福岡労働局が発表した令和7年7月の雇用情勢に関する最新のデータによると、地域の雇用は全体として持ち直しの傾向を示している一方で、一部には求人活動の鈍化や物価上昇など外的要因による影響も確認されています。有効求人倍率や新規求人倍率の動き、求職者数と求人者数の変化を通じて、福岡県内の労働市場の現状とその課題が浮き彫りになっています。


福岡労働局が令和7年8月29日に公表した最新の労働市場データによれば、7月時点の福岡県内の雇用情勢は「全体として持ち直しつつある」と評価されています。ただし、持ち直しの傾向にあるとはいえ、すべての指標が堅調というわけではなく、求人活動の動きにはやや弱さが見られ、物価の上昇が雇用環境に及ぼす影響にも引き続き注意が必要です。今回の発表では、有効求人倍率、新規求人倍率、求人数、求職者数といった多面的なデータが詳細に示されており、特に採用活動を担う企業担当者にとっては、採用戦略を見直すうえで貴重な情報源となり得ます。

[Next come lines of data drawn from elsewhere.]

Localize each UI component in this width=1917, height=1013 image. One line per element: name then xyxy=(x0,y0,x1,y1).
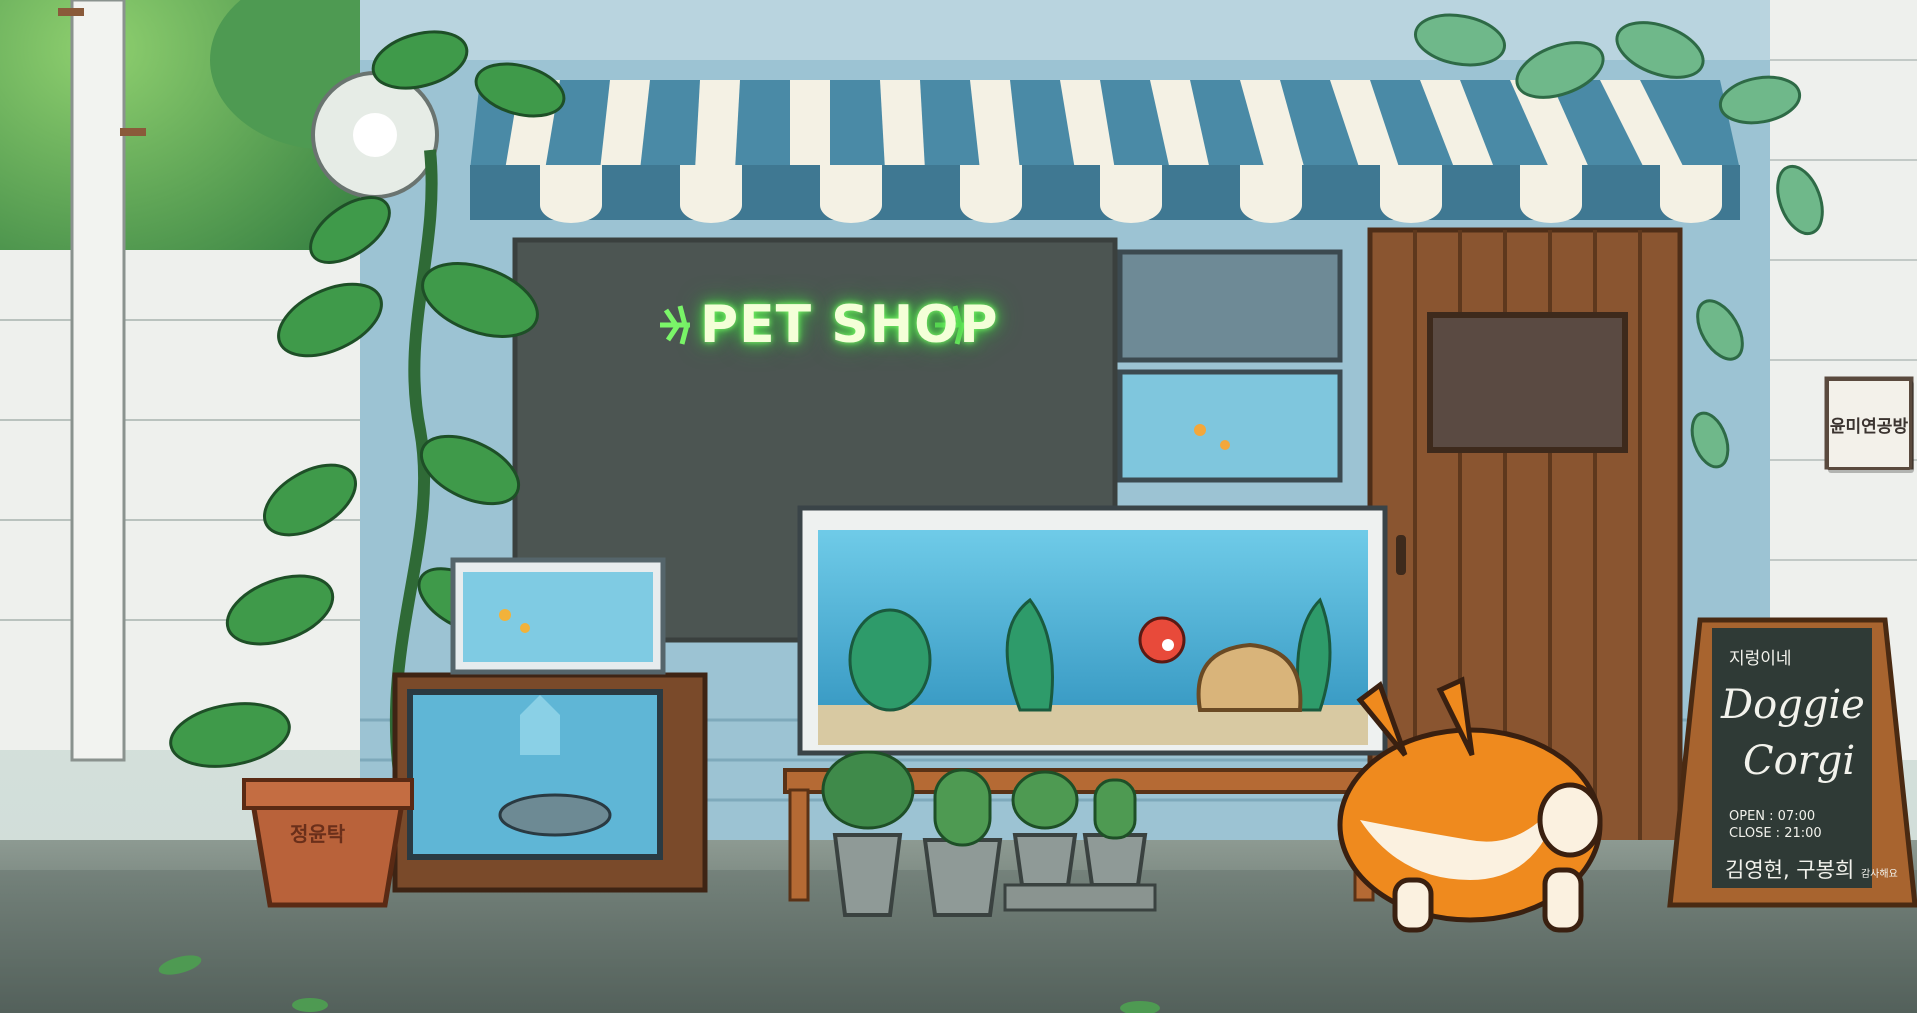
utility-pole xyxy=(70,0,126,762)
chalkboard-line-3: Corgi xyxy=(1743,738,1856,784)
chalkboard-line-2: Doggie xyxy=(1721,682,1865,728)
chalkboard-names: 김영현, 구봉희 감사해요 xyxy=(1725,854,1898,884)
wall-plaque: 윤미연공방 xyxy=(1826,378,1912,470)
chalkboard-open-hours: OPEN : 07:00 xyxy=(1729,809,1816,824)
scene-artwork xyxy=(0,0,1917,1013)
small-aquarium xyxy=(463,572,653,662)
red-fish xyxy=(1138,616,1186,664)
pot-label: 정윤탁 xyxy=(290,822,346,846)
awning-valance xyxy=(470,165,1740,223)
chalkboard-names-suffix: 감사해요 xyxy=(1860,869,1898,880)
chalkboard-names-text: 김영현, 구봉희 xyxy=(1725,858,1855,882)
wall-plaque-text: 윤미연공방 xyxy=(1829,416,1909,437)
chalkboard-text: 지렁이네 Doggie Corgi OPEN : 07:00 CLOSE : 2… xyxy=(1717,628,1898,882)
chalkboard-close-hours: CLOSE : 21:00 xyxy=(1729,826,1822,841)
turtle xyxy=(498,793,612,837)
chalkboard-line-1: 지렁이네 xyxy=(1729,649,1792,669)
pet-shop-illustration: PET SHOP 윤미연공방 정윤탁 지렁이네 Doggie Corgi OPE… xyxy=(0,0,1917,1013)
neon-sign: PET SHOP xyxy=(700,295,999,355)
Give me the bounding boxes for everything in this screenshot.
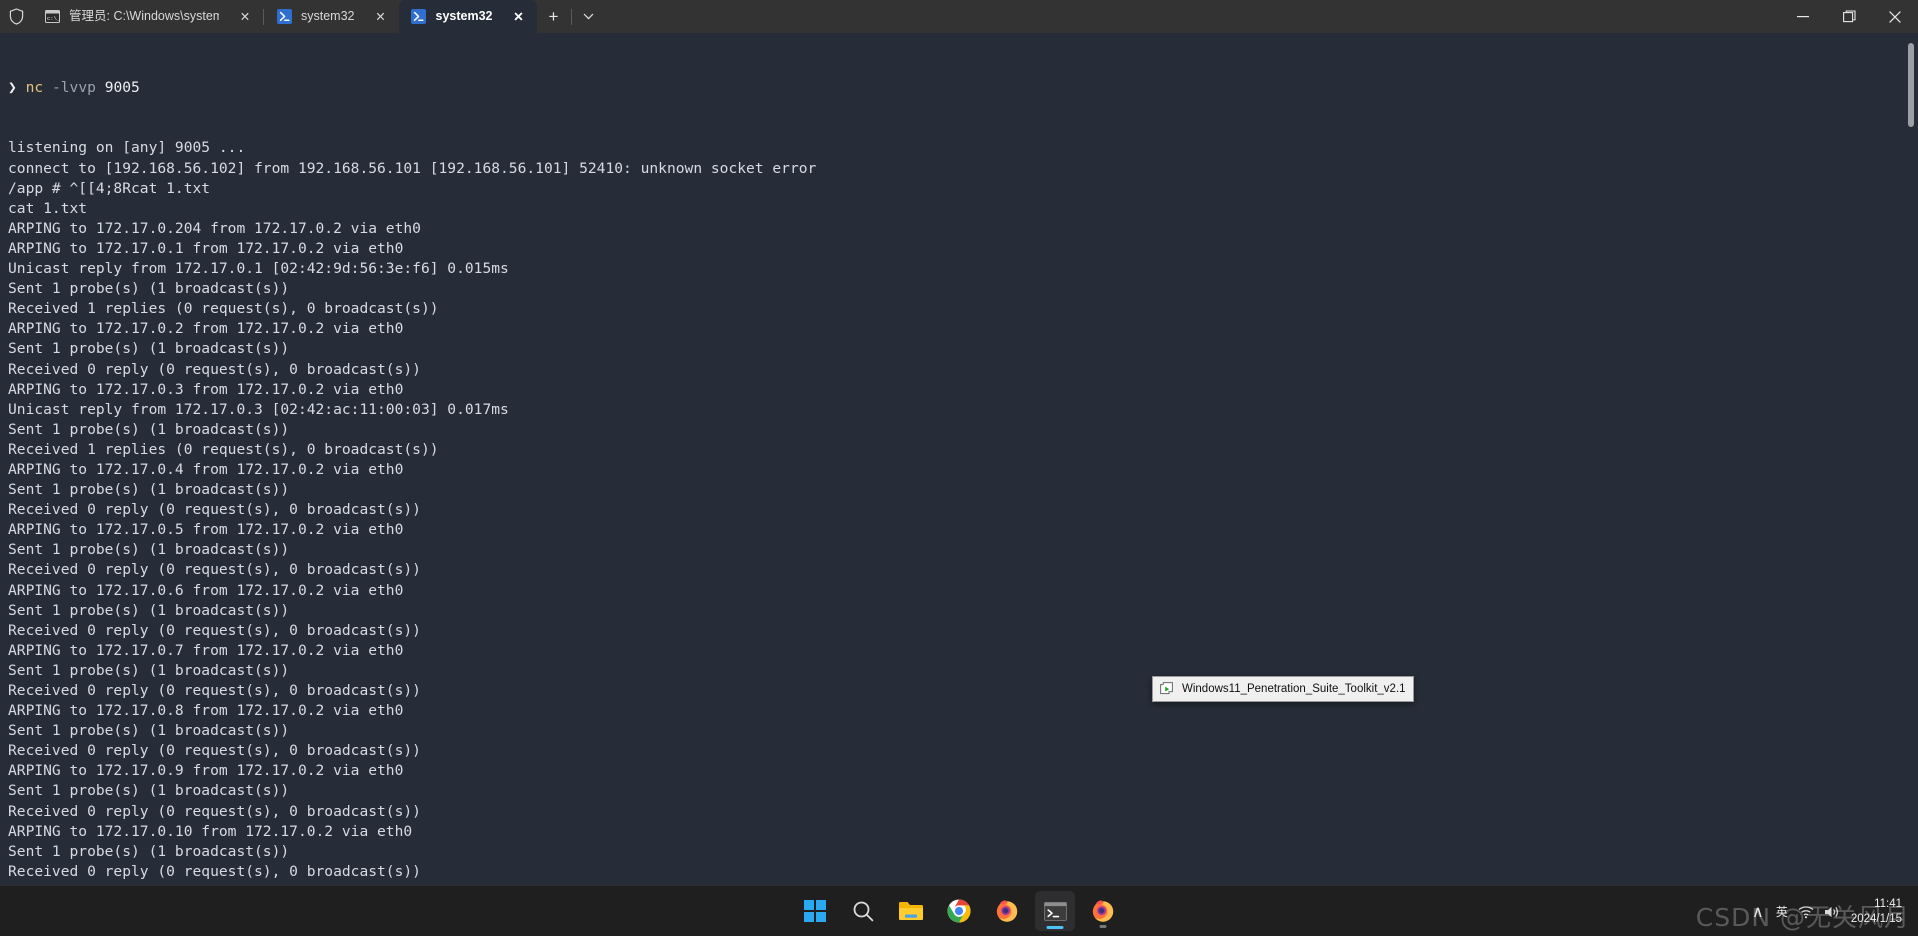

有効求人倍率(受理地別・季節調整値)は1.17倍で、前月と同一の水準を維持しました。この数値は、1人の求職者に対して1.17件の求人があることを意味しており、労働市場の需給バランスとしては比較的安定している状態といえます。ただし、前年やそれ以前の水準と比較すると、いまだ回復途上であることも明らかです。過去3年間の同時期における有効求人倍率を確認すると、令和5年度は1.26倍、令和6年度は1.16倍、そして令和7年度が1.17倍と、緩やかに改善しつつも、依然としてコロナ禍以前の水準には至っていません。

有効求人数は前月比で0.4%増加し、求職者数も0.1%の微増となりました。こうした動きは、求人側が引き続き人材確保に意欲的である一方で、求職者側の動きは比較的緩やかであることを示しています。新規求人倍率に関しては、2.12倍となっており、前月からは0.06ポイントの減少となりました。この新規求人倍率の変動は、求人を新たに出した事業者の動きと、就職活動を開始したばかりの求職者の増減によって影響を受けます。今回は新規求人数が前月比で0.9%増加した一方で、新規求職者数は4.0%と大幅に増加しており、求職活動を新たに開始した人々の増加が倍率を押し下げる要因となっています。

さらに、新規求人に関する原数値を見てみると、前年同月比では2.5%の減少となっており、これは企業側が前年に比べてやや慎重な採用姿勢をとっている可能性を示唆しています。一方で、新規求職者数も同様に前年同月比で1.3%減少しており、労働市場全体で求人・求職ともに若干の減速が見られる状況です。こうした中で注目すべきは、インターネットを介した求職活動の拡大です。福岡労働局の発表によると、令和3年9月以降のデータには、ハローワークの来所を伴わないオンラインでの求職登録者や、求人へのオンライン応募を行った件数も含まれています。これにより、求職者と求人者のマッチング方法が従来と比べて多様化しており、数字の読み解きにも一定の配慮が必要です。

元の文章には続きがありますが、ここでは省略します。